Rep. Kat McGhee, a Hollis Democrat, said she believed the bill was targeted not just at the consumer advocate’s office but at Don Kreis specifically. “He is shining a light on the problems that are happening at the Public Utilities Commission, and I think that that's a very valuable thing,” she said.

Rep. Berry denied that the bill personally targeted Kreis.

The bill to dissolve the Office of the Consumer Advocate comes amidst larger conflicts at the State House over how utility companies that deliver electricity and gas are regulated in the state.

In testimony on a different bill earlier this week, Kreis said the way New Hampshire regulates utility companies is not working.

“Utility regulation in this state is broken.
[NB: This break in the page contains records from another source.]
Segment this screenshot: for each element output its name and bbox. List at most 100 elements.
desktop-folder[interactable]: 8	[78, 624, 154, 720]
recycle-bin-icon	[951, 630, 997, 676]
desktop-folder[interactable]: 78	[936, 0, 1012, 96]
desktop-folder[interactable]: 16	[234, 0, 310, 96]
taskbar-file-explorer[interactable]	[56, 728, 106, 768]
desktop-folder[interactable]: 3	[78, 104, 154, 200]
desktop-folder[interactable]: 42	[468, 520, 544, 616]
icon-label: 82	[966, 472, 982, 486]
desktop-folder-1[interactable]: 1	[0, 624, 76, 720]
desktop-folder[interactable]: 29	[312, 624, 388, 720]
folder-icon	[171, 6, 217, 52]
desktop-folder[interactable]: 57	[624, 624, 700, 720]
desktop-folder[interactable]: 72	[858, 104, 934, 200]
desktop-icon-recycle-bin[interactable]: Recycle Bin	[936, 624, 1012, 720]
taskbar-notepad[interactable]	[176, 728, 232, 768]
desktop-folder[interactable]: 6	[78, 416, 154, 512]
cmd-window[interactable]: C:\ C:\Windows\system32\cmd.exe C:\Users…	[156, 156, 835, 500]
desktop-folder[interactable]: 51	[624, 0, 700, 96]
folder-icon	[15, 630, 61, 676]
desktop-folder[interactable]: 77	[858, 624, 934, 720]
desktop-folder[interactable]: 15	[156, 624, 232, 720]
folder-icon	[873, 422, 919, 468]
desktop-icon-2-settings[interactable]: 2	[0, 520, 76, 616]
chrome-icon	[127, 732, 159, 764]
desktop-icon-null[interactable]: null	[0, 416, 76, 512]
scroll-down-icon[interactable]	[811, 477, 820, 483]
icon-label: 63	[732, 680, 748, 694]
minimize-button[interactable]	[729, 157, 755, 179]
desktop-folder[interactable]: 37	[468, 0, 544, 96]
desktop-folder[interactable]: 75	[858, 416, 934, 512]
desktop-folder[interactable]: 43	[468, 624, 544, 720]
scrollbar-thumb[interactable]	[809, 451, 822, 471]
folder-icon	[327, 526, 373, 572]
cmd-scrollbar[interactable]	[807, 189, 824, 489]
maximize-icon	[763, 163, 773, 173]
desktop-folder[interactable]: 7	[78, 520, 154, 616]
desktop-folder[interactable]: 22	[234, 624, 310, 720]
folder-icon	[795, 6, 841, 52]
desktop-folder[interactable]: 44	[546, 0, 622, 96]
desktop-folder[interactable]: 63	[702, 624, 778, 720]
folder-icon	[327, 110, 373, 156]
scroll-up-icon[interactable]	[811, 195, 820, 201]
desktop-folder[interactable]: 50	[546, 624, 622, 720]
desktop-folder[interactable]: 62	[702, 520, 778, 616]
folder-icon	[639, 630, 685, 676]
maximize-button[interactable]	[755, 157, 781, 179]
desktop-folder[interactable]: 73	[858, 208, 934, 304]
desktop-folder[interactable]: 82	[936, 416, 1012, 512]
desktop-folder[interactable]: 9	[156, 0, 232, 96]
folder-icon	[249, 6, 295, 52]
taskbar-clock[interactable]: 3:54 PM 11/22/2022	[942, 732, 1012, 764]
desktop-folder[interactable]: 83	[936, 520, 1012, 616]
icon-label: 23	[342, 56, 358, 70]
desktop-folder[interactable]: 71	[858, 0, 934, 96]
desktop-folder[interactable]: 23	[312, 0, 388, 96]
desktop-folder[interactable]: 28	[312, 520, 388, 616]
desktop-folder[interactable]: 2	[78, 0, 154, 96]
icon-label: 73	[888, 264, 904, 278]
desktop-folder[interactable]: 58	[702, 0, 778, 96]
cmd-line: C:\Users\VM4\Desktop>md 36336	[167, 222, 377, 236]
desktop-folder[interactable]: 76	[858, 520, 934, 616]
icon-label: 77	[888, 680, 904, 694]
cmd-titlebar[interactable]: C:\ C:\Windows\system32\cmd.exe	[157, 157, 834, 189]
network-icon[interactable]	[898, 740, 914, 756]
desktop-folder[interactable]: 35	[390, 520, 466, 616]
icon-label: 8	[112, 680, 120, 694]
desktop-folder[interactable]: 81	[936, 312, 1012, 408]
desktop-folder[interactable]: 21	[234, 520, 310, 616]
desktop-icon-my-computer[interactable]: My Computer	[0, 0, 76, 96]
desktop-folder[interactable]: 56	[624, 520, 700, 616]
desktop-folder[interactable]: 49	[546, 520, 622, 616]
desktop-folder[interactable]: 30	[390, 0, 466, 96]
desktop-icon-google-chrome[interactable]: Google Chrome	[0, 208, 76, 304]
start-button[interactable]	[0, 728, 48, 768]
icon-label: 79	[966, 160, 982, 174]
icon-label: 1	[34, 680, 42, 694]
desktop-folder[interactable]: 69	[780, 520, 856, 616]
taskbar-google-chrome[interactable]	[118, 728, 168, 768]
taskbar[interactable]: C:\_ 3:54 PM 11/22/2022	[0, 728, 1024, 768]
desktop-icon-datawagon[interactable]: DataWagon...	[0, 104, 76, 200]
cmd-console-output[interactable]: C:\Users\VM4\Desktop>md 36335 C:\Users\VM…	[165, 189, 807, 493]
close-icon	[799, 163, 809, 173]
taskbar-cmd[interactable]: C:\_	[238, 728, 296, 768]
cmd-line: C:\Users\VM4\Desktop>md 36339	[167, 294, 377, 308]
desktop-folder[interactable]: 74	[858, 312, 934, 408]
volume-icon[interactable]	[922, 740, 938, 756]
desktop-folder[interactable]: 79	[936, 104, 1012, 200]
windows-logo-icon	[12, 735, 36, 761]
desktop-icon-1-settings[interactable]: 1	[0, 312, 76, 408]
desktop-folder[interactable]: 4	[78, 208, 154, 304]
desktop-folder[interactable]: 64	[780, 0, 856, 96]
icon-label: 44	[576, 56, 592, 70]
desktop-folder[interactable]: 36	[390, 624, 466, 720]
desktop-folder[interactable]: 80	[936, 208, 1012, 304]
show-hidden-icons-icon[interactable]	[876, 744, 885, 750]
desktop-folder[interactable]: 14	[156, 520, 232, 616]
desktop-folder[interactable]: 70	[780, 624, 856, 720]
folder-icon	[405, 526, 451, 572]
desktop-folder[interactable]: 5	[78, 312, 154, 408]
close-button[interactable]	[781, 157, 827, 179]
There are three agencies that do it, and the one they’re talking about abolishing is mine. My office, the OCA, is not the office that is broken. What is broken is the working relationship between the Department of Energy and the Public Utilities Commission,” he said.

That conflict, he said, is costing ratepayers money.

In the same hearing, Department of Energy Assistant Commissioner Chris Ellms said after his agency was established in 2021, the state’s intent was for utility regulators to act like judges, and for the Department of Energy to handle policymaking. “Unfortunately, it seems clear from our experience, our observation and our discussions that the PUC wants a relationship between itself and the Department that is contrary to the legislative intent,” he said. “It seems apparent that the PUC wants to control the way the department does its job.”

Ellms declined to deliver part of his testimony that included details about an ongoing utility case because Public Utilities Commissioner Dan Goldner chose not to leave the room, meaning he would have needed to recuse himself from that case going forward. That could cost ratepayers millions of dollars, Ellms said.

“I have to think of it as an attempt to stop me from discussing the issues that I think you need to hear,” he said.

Goldner testified later in the hearing, saying the commission's concern with the legislation was that Department of Energy officials would be allowed to choose which hearings and cases they participated in, leaving the Public Utilities Commission without analytical advice.

“To support this model, the commission would need to enhance our own analytical staffing,” Goldner said.

That bill, proposed at the request of the Department of Energy, would among other things ensure that the agency has full “party” status in hearings at the Public Utilities Commission that it chooses to participate in, rather than requiring it to participate in all proceedings. Another bill, proposed at the request of the Consumer Advocate, is aimed at clarifying the responsibilities of state regulators and the Department of Energy.